Fast forward to summer, 2012 and we find Wall Street strategists wildly bullish on T bonds (in opposition to the Federal Reserve's desire to buy them) and seemingly standing in way of the great and powerful Fed's Twist operation. Are the Wall Street banks doing the public a service by showing the way to safety or are they simply holding up T bonds for the ransom of even higher prices than those denoted by today's record low interest rates?
Here is a picture of Wall Street strategists' alignment courtesy of Sentimentrader.com.
While I would love for us all to sing Kumbaya and integrate Wall Street's needs with those of Main Street, it appears that the boys and girls on 'the street' are simply holding up a buyer that has made the purchase of these bonds the central theme of its monetary policy; a buyer that has to buy.

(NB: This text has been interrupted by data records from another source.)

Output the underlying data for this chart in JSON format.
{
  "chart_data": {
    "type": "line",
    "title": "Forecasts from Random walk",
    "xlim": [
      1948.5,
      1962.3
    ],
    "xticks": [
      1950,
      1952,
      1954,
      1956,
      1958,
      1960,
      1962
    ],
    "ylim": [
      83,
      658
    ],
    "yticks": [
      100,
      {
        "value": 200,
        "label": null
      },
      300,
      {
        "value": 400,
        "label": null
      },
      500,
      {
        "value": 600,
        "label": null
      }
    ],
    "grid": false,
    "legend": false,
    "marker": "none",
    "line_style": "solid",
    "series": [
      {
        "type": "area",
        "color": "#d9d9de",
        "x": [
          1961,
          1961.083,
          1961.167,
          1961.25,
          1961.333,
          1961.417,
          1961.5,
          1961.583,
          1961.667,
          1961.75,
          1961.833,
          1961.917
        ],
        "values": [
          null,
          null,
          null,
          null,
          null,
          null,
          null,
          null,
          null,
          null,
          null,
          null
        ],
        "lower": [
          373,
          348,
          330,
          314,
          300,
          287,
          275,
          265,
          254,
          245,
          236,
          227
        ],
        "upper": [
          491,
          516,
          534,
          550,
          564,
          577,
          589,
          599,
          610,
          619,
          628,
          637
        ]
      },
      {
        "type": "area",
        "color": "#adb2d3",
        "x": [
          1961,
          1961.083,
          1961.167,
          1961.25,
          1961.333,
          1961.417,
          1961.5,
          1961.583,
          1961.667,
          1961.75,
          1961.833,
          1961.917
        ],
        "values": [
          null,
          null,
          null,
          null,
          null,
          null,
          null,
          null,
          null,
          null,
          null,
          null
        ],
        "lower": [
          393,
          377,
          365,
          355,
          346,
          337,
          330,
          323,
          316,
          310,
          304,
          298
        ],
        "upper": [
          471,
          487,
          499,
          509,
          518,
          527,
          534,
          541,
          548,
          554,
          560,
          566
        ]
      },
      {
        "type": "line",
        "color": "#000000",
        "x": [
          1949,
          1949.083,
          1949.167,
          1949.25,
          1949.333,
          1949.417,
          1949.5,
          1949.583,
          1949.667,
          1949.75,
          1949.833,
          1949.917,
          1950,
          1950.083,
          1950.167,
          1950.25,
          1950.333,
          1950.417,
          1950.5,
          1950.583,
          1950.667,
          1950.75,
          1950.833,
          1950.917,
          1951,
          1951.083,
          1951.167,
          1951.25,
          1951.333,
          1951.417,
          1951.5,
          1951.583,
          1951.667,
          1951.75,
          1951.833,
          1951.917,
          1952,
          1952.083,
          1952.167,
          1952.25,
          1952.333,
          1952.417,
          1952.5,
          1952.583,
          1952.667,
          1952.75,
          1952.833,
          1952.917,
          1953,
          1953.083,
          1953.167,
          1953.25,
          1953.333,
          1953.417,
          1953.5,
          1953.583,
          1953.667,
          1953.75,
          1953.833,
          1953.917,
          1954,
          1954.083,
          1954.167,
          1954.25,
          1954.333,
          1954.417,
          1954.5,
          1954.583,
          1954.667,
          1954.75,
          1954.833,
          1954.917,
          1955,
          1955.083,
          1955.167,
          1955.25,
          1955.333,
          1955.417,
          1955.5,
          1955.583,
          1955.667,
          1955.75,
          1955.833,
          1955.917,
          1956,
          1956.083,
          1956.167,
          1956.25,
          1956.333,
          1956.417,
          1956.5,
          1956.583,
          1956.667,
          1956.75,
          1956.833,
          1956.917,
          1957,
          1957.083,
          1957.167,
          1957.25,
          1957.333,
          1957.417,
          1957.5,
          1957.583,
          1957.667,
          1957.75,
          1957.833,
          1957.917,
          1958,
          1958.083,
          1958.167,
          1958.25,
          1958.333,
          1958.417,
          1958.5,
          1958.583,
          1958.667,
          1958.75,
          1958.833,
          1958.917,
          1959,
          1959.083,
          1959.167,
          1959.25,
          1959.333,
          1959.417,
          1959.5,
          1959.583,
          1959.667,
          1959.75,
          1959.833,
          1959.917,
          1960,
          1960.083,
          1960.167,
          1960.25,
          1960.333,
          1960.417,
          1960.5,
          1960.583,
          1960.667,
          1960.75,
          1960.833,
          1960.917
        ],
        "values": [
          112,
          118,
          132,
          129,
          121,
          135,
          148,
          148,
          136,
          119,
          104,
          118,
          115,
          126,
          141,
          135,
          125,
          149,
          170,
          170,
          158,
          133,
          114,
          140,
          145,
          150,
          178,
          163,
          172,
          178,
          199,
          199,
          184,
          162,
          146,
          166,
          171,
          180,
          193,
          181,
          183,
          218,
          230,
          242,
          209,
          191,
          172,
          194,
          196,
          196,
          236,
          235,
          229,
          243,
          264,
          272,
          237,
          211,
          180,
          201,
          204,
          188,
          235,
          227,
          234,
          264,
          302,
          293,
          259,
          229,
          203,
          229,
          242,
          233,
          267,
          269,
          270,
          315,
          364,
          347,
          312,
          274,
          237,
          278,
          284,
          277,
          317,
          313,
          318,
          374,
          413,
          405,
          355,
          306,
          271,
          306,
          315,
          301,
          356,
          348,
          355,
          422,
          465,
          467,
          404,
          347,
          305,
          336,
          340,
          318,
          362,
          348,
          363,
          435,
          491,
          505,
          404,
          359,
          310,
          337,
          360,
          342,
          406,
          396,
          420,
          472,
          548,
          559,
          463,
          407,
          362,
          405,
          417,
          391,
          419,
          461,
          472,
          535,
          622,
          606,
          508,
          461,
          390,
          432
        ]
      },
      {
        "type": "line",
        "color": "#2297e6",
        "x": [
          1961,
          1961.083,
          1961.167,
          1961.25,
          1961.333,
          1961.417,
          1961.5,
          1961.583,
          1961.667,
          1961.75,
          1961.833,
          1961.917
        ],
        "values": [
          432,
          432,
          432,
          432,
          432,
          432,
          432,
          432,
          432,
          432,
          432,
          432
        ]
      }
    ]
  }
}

The current Fed operation is to buy long dated maturities, keeping rates low for critical areas of the economy while funding these buys by selling shorter dated maturities to 'sanitize' the operation, i.e. to keep it from increasing the money supply. In other words, selling short term bonds allows the Fed to avoid printing new money into existence to fund its long term bond buying operation.
In this context the stance of the Wall Street dealers makes sense. They are holding an (in my opinion, over valued) asset that a big buyer states to be critical to its strategy, whether by Operation Twist or any coming QE operation in which the Fed wishes to make its inflationary intents widely known to 'promote' inflationary asset price appreciation. They hold this asset dear, with the buyer backed into a corner.
The timing of a 'QE' style inflation is unknown and complicated by the degree to which the public came to call for the Fed's head (so to speak) during the last inflationary cycle that ended a little over a year ago with T bond yields right at the boiling point (red arrow by our long term 30 year yield chart AKA the 'Continuum'):
As you can see, things are very different now, with bond dealers pushing another limit. In spring of 2011 bond king Bill Gross was short the long bond. Today big dealers are pressing longs. If this is a real deflation, look for the yield to drop to the unthinkable green dotted lower channel line. If it is a prelude to a coming inflation operation, expect the horizontal green support line to hold.
In recent newsletters we have been noting several anomalies and conflicting signals that can jam the radar of mere mortals (like this writer). Hence, the only sensible stance is to take what the market gives us and keep risk management in the forefront. July is seen as being a 'chop' month, after a healthy rally from the May bottom. The rally is intact with a series of higher highs and higher lows, but I would like to see some of the anomalies clear before pressing the bull case.
One of those anomalies is the amazing configuration currently in play in T bonds.